The metric of how closely we get machines to mimic humans is called the Turing test, or as Alan Turing called it in 1950, the “imitation game.” But in fact, we might be the ones failing the Turing test, by defining what it means to be human so narrowly, without encompassing the timeless, and our need to connect with something larger than ourselves.
So far, the process of making machines more human has been accompanied by humans becoming more like machines. In his book AI Superpowers, Kai-Fu Lee writes about how he’d been living his life according to the same operating principles of the technology he was building. “I came to view my own life as a kind of an optimization algorithm,” Kai-Fu Lee writes. But life as an algorithm, he says, was “robbing me of my own humanity.”
If we leave the algorithms and the optimization to the machines, we can free ourselves to more fully inhabit what makes us uniquely human. And in fact, that’s exactly what the human operating system is hard-wired to do. As Dr. Lisa Miller shows in The Awakened Brain, our drive for spirituality has a neurological basis. Indeed, we have “a natural inclination toward and docking station for spiritual awareness.” But, as Dr. Miller points out, “we have to choose to engage it. It’s a muscle we can learn to strengthen, or let atrophy.”
In AI, a primary flashpoint is the so-called “alignment problem”: the challenge of encoding AI so that it aligns with human values and doesn’t cause harm. But as we tackle the alignment problem in AI, can we use AI to deepen and expand what we consider human values?
How might this work? We know that AI is quickly getting more and more sophisticated at diagnosing and giving us real-time information about our physical health. So if we widen the possibilities to include all aspects of our well-being, including our spiritual well-being, AI could be a Sherpa on our journey toward greater health and resilience: nudges on food, sleep, movement, stress and connection, but also personalized recommendations on sacred texts, poetry and quotes that help us reset and connect with that deeper place of peace, wisdom and strength we all have inside us. We know AI can do data, so why not use it for wisdom, too?

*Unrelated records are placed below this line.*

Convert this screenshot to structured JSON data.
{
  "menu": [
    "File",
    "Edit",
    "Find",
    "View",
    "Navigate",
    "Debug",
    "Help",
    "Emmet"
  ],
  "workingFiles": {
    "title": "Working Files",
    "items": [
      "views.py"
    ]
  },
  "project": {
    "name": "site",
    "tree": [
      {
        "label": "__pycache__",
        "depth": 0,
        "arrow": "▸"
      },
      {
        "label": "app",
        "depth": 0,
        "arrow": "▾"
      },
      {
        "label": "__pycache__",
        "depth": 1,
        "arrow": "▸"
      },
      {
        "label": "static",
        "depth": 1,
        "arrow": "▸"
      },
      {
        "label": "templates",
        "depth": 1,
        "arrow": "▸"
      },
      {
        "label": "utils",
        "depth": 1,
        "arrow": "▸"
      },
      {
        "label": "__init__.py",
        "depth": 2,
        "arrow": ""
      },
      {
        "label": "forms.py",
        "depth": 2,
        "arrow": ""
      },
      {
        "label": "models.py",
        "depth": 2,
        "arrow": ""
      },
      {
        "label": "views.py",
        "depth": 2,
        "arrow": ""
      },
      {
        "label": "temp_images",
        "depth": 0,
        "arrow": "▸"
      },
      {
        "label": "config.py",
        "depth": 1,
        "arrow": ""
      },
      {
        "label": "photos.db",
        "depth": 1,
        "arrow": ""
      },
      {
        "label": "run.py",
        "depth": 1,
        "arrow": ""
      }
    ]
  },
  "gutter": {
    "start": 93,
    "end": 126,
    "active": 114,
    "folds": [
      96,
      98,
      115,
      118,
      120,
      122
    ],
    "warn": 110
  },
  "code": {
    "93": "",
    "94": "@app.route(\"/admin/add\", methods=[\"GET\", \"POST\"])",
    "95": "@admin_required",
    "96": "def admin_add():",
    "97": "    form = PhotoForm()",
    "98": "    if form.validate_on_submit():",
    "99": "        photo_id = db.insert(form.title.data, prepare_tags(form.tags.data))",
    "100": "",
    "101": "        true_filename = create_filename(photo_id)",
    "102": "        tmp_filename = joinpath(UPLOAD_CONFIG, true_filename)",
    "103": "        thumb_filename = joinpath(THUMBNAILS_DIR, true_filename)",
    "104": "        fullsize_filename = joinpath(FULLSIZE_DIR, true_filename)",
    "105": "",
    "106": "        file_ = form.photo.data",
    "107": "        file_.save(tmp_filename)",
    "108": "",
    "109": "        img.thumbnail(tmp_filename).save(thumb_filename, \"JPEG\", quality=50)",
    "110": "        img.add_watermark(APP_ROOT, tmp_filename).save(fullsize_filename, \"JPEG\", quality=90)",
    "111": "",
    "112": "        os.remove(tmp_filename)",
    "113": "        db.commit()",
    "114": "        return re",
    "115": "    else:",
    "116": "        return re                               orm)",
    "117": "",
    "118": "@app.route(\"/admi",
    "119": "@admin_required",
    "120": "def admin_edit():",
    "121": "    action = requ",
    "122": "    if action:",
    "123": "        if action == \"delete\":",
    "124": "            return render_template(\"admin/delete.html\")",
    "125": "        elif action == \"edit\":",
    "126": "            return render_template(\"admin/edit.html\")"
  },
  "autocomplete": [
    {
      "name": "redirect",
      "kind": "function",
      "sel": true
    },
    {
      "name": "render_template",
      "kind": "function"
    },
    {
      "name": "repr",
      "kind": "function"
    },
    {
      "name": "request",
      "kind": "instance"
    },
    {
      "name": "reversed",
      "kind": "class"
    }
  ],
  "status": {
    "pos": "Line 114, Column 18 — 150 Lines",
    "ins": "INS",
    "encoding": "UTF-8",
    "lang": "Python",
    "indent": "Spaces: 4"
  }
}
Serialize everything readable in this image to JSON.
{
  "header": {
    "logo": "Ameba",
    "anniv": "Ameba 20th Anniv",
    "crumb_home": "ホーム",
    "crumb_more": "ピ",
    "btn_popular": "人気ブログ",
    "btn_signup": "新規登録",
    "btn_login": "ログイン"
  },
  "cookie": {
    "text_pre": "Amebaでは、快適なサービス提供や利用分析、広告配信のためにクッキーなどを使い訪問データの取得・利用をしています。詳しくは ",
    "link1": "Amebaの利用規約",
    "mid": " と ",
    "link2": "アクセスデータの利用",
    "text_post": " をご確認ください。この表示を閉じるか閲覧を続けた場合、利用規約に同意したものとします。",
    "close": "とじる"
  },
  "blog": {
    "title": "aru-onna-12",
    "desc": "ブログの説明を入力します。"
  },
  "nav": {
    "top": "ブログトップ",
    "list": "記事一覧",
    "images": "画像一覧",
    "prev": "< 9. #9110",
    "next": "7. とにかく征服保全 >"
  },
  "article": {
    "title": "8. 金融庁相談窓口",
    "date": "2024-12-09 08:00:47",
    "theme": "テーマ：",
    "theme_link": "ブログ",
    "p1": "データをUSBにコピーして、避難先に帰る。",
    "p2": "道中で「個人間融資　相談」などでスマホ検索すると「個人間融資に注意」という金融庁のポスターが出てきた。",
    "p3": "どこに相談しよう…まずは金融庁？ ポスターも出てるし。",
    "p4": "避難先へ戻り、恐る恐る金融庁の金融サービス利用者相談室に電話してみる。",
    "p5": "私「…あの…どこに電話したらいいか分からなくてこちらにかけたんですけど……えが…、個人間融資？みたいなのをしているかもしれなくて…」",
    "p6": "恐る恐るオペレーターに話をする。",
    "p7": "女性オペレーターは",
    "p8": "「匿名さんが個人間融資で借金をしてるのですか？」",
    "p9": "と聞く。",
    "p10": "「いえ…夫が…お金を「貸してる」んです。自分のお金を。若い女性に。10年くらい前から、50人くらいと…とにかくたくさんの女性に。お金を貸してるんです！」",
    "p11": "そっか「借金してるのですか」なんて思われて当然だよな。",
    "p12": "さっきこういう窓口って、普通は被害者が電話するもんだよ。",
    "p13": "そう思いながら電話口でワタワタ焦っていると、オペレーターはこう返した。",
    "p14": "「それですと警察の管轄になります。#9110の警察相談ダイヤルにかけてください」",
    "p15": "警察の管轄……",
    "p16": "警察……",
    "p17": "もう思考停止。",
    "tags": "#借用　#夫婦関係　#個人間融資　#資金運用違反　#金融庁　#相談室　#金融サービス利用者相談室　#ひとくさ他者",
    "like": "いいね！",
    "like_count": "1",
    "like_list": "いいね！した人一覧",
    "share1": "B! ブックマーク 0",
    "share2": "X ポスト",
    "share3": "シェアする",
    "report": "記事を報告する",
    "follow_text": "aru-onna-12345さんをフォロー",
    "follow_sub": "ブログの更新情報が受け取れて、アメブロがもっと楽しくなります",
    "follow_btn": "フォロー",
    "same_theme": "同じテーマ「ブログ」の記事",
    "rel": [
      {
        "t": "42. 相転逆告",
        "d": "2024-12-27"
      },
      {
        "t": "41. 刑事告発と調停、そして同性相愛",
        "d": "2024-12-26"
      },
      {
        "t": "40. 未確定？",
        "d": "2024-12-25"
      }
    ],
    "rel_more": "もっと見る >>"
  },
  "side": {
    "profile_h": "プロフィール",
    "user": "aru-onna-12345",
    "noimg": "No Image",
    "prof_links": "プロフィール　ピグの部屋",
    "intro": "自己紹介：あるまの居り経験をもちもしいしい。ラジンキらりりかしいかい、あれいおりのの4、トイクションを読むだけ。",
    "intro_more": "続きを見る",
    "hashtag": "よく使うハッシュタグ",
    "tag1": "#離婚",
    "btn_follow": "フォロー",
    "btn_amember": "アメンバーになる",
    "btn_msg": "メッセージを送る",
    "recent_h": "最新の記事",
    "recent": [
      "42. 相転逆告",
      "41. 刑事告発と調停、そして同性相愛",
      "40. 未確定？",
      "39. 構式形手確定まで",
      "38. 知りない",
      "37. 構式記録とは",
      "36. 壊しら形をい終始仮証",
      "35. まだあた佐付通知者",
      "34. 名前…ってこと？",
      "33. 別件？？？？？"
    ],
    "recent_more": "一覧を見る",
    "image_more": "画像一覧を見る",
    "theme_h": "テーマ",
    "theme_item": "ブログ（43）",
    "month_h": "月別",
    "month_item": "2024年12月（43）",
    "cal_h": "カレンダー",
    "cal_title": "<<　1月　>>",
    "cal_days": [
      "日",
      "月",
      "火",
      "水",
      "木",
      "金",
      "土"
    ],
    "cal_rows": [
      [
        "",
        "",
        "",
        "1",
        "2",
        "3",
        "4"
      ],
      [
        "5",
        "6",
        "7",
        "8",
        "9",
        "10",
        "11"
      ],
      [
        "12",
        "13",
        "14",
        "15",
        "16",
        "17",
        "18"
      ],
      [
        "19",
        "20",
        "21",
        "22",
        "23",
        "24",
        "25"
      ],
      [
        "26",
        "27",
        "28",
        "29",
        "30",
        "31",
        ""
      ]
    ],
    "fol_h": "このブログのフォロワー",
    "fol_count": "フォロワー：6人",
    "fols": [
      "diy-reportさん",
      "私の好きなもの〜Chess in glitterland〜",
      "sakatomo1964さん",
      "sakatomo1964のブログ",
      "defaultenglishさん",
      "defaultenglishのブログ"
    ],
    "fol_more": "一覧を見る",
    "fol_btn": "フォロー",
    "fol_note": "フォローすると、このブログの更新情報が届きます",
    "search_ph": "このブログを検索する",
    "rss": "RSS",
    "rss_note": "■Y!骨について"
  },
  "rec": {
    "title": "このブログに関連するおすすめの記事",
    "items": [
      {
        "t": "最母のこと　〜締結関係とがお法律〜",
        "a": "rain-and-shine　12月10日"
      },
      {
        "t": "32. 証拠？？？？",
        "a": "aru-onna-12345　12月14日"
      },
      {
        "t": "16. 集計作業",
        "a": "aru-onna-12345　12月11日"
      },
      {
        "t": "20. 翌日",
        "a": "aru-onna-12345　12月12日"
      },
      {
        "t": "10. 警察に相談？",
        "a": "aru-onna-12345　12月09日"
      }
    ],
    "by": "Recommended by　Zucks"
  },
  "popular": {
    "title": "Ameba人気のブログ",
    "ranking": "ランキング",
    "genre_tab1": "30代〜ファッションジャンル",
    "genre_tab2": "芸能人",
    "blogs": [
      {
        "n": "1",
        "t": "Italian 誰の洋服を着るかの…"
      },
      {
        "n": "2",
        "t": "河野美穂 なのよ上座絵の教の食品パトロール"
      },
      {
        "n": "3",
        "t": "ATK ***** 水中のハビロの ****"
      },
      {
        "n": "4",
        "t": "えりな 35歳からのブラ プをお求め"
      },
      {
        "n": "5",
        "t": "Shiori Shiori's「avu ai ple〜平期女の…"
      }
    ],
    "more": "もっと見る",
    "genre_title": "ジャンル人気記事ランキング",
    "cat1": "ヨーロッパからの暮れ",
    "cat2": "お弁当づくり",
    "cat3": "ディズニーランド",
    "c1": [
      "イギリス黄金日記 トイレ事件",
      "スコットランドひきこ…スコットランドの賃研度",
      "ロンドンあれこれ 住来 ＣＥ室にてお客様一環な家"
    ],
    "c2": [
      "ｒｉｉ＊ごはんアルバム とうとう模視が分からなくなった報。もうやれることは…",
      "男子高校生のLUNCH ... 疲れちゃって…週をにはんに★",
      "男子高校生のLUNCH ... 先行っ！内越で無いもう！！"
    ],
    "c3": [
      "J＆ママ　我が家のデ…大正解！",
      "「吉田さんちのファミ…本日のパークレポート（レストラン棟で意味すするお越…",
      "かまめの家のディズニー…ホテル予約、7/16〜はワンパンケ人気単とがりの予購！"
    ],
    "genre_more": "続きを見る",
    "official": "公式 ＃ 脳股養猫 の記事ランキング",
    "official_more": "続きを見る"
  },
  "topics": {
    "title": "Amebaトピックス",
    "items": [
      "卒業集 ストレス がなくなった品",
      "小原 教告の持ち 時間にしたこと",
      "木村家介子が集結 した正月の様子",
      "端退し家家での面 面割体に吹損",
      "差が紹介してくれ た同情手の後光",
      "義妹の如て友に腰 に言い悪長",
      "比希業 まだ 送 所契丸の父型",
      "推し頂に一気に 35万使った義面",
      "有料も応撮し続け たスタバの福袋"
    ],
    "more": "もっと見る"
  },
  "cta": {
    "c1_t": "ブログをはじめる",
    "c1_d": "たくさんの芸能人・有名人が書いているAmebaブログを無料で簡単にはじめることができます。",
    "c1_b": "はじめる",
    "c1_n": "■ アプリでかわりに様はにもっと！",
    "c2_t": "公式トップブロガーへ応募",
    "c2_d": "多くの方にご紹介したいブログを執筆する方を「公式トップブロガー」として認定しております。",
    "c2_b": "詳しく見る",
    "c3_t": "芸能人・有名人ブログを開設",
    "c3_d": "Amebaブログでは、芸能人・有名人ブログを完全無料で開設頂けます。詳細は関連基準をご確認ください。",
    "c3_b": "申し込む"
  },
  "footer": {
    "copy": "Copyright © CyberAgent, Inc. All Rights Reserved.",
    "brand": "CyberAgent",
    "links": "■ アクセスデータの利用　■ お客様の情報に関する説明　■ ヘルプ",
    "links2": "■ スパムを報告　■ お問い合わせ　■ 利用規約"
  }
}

As Reid Hoffman, who has been a central figure in the development of AI, told The New York Times, a goal of AI should be “elevating humanity.” Part of that, Hoffman said, is using AI to improve our lives by “giving everyone a medical assistant” and “giving everyone a tutor.” And it could give everyone a spiritual guide, too!
Whether or not we believe in God, or a higher power, or a benevolent universe, we’re all more likely to thrive when we disconnect from the world and answer our need to connect with something larger than ourselves. That’s a fundamental part of being human. And AI can be a tool to augment and deepen that aspect of our humanity. “We can make these new things and we can journey with them,” Hoffman said. And if we choose to, we can make that journey a more human experience. As Joseph Campbell put it, describing the hero’s journey — the one we’re all on: “Where we had thought to travel outward, we shall come to the center of our own existence.”